Jornalista Orávio de Campos

Aluysio e a nova Folha

Por Orávio de Campos(*)

 

Ao tecer qualquer comentário sobre o jornal Folha da Manhã, em especial quando este importante periódico completa quatro décadas de existência, sempre a serviço dos interesses das classes produtivas e da memória cultural da cidade, seria um grande pecado se não lembrássemos do seu criador intelectual, o pranteado Aluysio Cardoso Barbosa, com o qual tivemos o prazer de compartilhar os nobres espaços da primeira redação.

Aliás, antes nos conhecíamos como profissionais, atuando em jornais diferentes – ele em “A Notícia”, de Hervé Salgado Rodrigues; e nós na edição de “A Cidade”, de Vivaldo Belido de Almeida. Embora não fôssemos assíduos no estreitamente da amizade, eventualmente trocávamos idéias sobre o jornalismo da cidade, quando as novas tecnologias da informação já estavam a nos indicar modernas ações para o futuro.
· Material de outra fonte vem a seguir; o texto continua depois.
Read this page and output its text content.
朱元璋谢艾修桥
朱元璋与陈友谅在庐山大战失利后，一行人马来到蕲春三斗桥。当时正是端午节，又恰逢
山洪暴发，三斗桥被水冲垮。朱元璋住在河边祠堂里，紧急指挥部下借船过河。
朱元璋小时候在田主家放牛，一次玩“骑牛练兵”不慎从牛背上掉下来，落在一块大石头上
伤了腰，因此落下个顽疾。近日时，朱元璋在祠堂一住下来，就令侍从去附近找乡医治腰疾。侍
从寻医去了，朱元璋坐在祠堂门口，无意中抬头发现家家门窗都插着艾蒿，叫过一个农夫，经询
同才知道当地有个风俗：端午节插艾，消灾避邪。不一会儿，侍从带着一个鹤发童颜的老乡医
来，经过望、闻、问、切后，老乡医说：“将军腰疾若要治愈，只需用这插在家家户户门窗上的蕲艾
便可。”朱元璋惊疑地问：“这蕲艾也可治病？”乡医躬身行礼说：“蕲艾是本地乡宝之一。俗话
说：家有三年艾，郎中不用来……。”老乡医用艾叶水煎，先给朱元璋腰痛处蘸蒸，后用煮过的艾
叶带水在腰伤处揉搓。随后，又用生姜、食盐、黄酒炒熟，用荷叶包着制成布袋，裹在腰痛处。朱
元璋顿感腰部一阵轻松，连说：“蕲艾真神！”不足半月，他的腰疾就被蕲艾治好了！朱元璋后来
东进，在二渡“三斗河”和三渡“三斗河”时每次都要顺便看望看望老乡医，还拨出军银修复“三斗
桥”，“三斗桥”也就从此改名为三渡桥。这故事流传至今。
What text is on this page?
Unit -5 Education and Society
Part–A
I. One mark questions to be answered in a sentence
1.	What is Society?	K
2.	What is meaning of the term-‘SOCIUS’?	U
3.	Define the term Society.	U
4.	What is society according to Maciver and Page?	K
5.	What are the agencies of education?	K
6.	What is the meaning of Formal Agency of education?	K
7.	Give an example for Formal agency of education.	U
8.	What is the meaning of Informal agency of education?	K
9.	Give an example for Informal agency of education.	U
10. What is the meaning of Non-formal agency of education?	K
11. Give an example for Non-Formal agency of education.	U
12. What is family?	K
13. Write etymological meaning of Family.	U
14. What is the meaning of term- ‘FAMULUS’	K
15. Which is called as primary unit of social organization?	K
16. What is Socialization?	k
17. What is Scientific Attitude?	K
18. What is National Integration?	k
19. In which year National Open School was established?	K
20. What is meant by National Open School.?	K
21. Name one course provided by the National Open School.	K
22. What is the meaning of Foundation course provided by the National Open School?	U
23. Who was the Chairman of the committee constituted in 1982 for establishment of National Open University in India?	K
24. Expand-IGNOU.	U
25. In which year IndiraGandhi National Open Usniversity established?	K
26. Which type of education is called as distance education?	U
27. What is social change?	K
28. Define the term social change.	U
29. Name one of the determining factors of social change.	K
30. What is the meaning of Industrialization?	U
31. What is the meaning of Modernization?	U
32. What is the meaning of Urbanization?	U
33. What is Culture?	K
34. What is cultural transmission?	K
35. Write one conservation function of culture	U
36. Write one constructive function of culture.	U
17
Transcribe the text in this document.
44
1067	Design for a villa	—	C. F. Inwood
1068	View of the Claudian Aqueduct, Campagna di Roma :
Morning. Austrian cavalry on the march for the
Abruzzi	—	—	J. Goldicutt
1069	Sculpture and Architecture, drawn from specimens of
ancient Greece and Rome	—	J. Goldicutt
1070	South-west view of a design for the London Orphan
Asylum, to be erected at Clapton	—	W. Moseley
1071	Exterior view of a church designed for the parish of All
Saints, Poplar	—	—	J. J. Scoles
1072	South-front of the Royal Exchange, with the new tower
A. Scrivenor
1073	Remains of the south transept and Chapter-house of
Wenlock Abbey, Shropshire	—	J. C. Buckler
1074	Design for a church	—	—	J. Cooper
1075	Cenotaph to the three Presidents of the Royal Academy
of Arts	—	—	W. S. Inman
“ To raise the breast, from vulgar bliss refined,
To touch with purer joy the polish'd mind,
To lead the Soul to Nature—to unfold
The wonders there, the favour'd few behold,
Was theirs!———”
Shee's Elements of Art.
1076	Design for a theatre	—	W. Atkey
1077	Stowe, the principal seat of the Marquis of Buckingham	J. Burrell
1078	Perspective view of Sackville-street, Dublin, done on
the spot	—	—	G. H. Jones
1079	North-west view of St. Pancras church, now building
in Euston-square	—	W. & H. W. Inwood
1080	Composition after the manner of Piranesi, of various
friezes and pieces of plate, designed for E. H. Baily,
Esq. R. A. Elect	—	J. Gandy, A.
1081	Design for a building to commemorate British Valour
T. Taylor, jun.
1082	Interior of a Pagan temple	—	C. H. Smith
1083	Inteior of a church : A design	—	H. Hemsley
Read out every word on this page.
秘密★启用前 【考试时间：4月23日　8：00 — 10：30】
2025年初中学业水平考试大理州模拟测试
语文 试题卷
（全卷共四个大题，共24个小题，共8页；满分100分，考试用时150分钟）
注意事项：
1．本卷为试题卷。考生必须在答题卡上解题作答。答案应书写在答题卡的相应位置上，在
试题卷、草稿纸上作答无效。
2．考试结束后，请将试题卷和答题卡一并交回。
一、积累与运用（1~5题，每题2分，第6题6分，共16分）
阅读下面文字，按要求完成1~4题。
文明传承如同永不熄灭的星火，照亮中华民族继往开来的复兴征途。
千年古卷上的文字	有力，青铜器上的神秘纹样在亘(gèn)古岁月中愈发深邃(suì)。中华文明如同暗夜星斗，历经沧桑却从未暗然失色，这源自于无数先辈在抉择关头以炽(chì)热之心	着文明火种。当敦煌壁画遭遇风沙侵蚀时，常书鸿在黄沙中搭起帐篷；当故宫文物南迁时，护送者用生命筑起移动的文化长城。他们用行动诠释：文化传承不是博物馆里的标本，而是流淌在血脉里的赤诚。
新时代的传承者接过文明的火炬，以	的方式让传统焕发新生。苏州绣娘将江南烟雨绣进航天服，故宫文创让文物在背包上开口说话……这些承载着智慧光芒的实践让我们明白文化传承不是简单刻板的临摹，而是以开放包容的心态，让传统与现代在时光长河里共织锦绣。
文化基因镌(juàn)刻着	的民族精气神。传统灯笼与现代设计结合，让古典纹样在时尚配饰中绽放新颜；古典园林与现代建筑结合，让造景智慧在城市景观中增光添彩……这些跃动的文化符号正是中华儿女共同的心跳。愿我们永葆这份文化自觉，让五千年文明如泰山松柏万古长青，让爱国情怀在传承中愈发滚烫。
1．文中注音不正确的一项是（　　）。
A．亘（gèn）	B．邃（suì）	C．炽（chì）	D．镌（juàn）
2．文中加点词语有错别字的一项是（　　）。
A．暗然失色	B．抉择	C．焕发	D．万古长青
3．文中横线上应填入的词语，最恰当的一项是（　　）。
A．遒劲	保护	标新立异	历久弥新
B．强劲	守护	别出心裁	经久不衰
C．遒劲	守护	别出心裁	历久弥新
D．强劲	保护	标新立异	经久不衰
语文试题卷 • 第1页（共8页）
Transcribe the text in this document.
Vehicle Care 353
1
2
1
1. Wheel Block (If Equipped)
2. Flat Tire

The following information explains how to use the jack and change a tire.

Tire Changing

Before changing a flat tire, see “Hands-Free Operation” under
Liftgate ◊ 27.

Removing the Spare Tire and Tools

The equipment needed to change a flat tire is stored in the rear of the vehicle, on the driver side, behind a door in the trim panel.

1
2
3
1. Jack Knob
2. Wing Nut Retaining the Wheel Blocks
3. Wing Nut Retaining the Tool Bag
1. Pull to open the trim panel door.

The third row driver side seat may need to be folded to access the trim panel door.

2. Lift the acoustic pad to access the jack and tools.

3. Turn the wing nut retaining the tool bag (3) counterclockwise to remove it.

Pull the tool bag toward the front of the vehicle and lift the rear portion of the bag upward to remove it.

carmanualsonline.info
E “Barbosão”, no espaço do Monte Líbano, entre um café e outro, ainda num ano 77 em seus estertores, falava em compor uma grande equipe. Confessamos, na época, ficamos felizes pelo convite e, juntos, acompanhamos as céleres modificações e as tendências pós-modernas do chamado new journalism que, entre outras novidades, preconizavam a formação de novos repórteres.

Interessante é que o jornal já nasceu sob a égide de um tempo novo, não só no adiantamento das tecnologias gráficas, através do offset, mas, sobretudo, na mudança dos paradigmas que romperam, não de estalo, com os carcomidos vícios herdados do chamado jornalismo romântico produzido em Campos, quando os centros metropolitanos, do eixo Rio-São Paulo há muito tinham aderido ao sistema profissional.

O curso de jornalismo, da Faculdade de Filosofia de Campos, instalado pela saudosa professora Maria Thereza Venâncio, em 1964, com o assessoramento de Hervé, de Dr. Mário Ferraz Sampaio e do próprio Aluysio, permitiu, através de um programa pedagógico adequado ao contexto, essa profissionalização tão almejada e, infelizmente, não seguida por todos os que competiam no difícil mundo da produção de informação.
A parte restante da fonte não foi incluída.